His [Sayyid Qutb] ideas on jihad and religious war live on, however. Milestones is found all over the Middle East, in many Islamic “cultural centers” across the United States, and, significantly, in the possession of high-value jihadist targets on the battlefield and of terrorists apprehended here in America. (p. 99)

 
He devotes much more space to the creation, growth and leadership of the Islamic State and Al Shaam (ISIS). However, this is part of the book’s larger problem. He focuses on ISIS as the source of global jihad much as the Bush Administration had earlier declared Al Qaeda as the source of terrorism. It is an overly narrow view that distracts from the much larger picture. Ironically, a larger picture that Gorka had framed in the book’s previous chapters. For example, there are his comments on the recent jihad attack in London on 22 March 2017.  “Nobody should be surprised, this is ISIS’s new method of operation.” Of course, there is nothing new about such attacks, which predate ISIS. But, his penchant for seeing ISIS as the major source of the global jihad skews his policy recommendations.

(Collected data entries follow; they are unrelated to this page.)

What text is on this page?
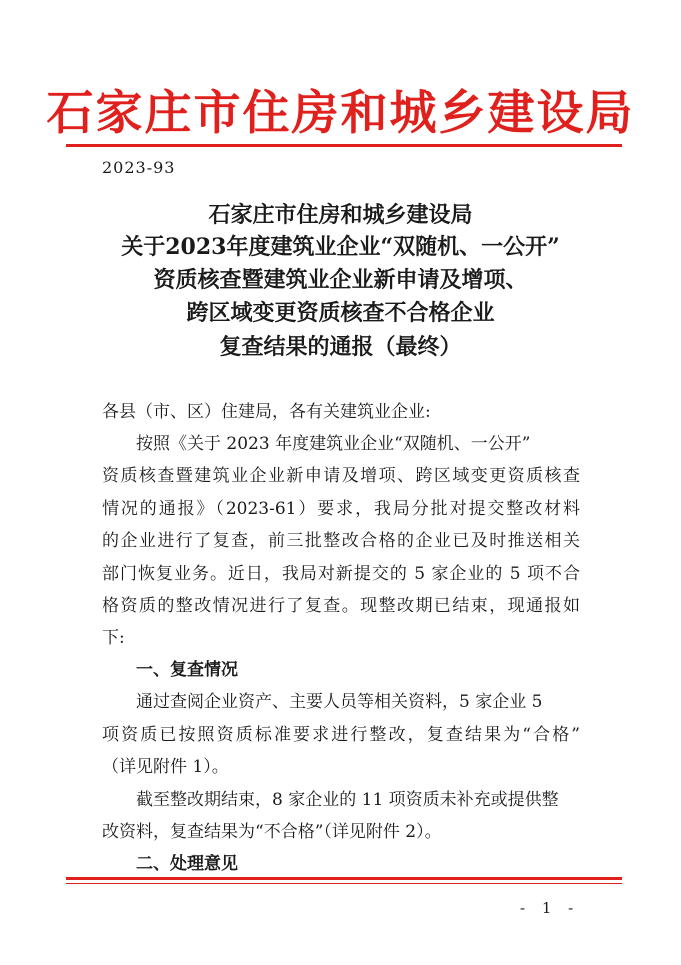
石家庄市住房和城乡建设局
2023-93
石家庄市住房和城乡建设局
关于2023年度建筑业企业“双随机、一公开”
资质核查暨建筑业企业新申请及增项、
跨区域变更资质核查不合格企业
复查结果的通报（最终）
各县（市、区）住建局，各有关建筑业企业:
按照《关于 2023 年度建筑业企业“双随机、一公开”
资质核查暨建筑业企业新申请及增项、跨区域变更资质核查
情况的通报》（2023-61）要求，我局分批对提交整改材料
的企业进行了复查，前三批整改合格的企业已及时推送相关
部门恢复业务。近日，我局对新提交的 5 家企业的 5 项不合
格资质的整改情况进行了复查。现整改期已结束，现通报如
下:
一、复查情况
通过查阅企业资产、主要人员等相关资料，5 家企业 5
项资质已按照资质标准要求进行整改，复查结果为“合格”
（详见附件 1）。
截至整改期结束，8 家企业的 11 项资质未补充或提供整
改资料，复查结果为“不合格”（详见附件 2）。
二、处理意见
- 1 -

In the book’s final chapter “What is to be Done? How America wins and the Jihadis lose” three policies are recommended. Frankly, they’re all weak tea and bear little resemblance to a forceful strategy of containment. His three recommendations are: “Deploy the truth: you cannot win a war if you cannot talk honestly about the enemy”; “Take a step back: help other fight their own wars”; “Winning the war at home: education and human intelligence” (pp. 129-132). He elaborates on these points at length. For example, he admits that his last point would require turning the USA into a garrison state: “Every American citizen has a mission to execute if we are to win this war” (p.135). There is not much containment of jihad to be seen here.

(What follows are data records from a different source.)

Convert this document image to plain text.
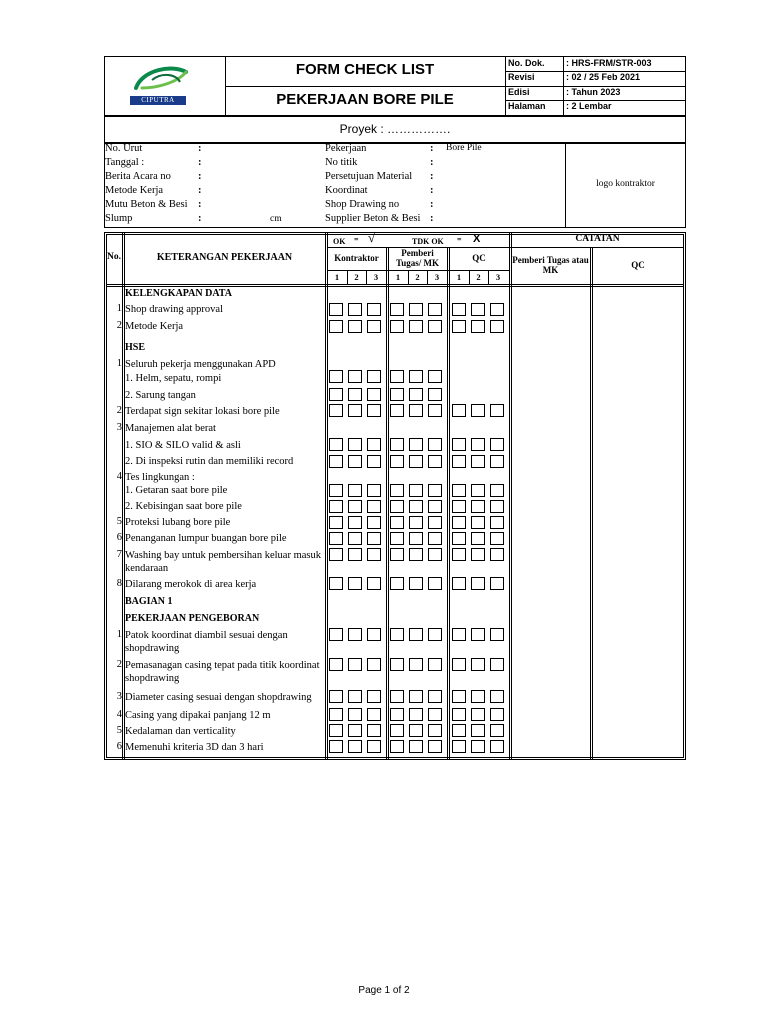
CIPUTRA
FORM CHECK LIST
PEKERJAAN BORE PILE
No. Dok. : HRS-FRM/STR-003
Revisi	: 02 / 25 Feb 2021
Edisi	: Tahun 2023
Halaman : 2 Lembar
Proyek : …………….
No. Urut	:
Tanggal :	:
Berita Acara no	:
Metode Kerja	:
Mutu Beton & Besi :
Slump	:	cm
Pekerjaan	: Bore Pile
No titik	:
Persetujuan Material :
Koordinat	:
Shop Drawing no	:
Supplier Beton & Besi :
logo kontraktor
No.	KETERANGAN PEKERJAAN
OK = √	TDK OK = X
Kontraktor	Pemberi Tugas/ MK	QC
CATATAN
Pemberi Tugas atau MK	QC
1	2	3	1	2	3	1	2	3
KELENGKAPAN DATA
1 Shop drawing approval
2 Metode Kerja
HSE
1 Seluruh pekerja menggunakan APD
1. Helm, sepatu, rompi
2. Sarung tangan
2 Terdapat sign sekitar lokasi bore pile
3 Manajemen alat berat
1. SIO & SILO valid & asli
2. Di inspeksi rutin dan memiliki record
4 Tes lingkungan :
1. Getaran saat bore pile
2. Kebisingan saat bore pile
5 Proteksi lubang bore pile
6 Penanganan lumpur buangan bore pile
7 Washing bay untuk pembersihan keluar masuk kendaraan
8 Dilarang merokok di area kerja
BAGIAN 1
PEKERJAAN PENGEBORAN
1 Patok koordinat diambil sesuai dengan shopdrawing
2 Pemasanagan casing tepat pada titik koordinat shopdrawing
3 Diameter casing sesuai dengan shopdrawing
4 Casing yang dipakai panjang 12 m
5 Kedalaman dan verticality
6 Memenuhi kriteria 3D dan 3 hari
Page 1 of 2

The reason for Gorka’s ultimate failure is that he doesn’t heed his own advice about properly identifying the enemy:

 

Today’s threat is hybrid totalitarianism that goes beyond the man-made justification for perfecting society along politically defined lines and instead uses the religion of Islam and Allah to justify mass murder … We are not at war with Islam (pp. 18, 129). (Emphasis in original)

 
This is the core of Gorka’s problem. I’m surprised that he didn’t refer to Islam as a “religion of peace.” Jihadists have no trouble citing the Koran and Hadith to justify their actions. They can do so by simply referring to the actions of Mohammed after the hijra to Medina. The Islamic doctrine of conquest by migration was instituted in 622 A.D. by the religion’s founder. The elephant in the room, that Gorka doesn’t devote a single word to, is the main issue of our time: the current Islamic hijra into Western Europe and America. As an expert on guerrilla war, he must realize that the West’s feckless immigration policies provide the jihadist fish with an ocean of fellow adherents in which to swim. While many Moslems in the West state their opposition to the means of violent jihad, many more support their ends. One question that should be obvious to the author is why doesn’t Hungary suffer from the incessant jihad attacks now common in Western Europe. In the final analysis, Gorka too fails to properly identify the enemy and, therefore, provide a helpful and accurate threat assessment.
 

1 comment:

  1. I'm glad you identified Gorka as another Mattis, someone who is reluctant to state that indeed we are at war with Islam. The man is bad news, as are Mattis and McMaster. He can only steer Trump in the wrong direction and bring more failure to oppose a war-making Islam.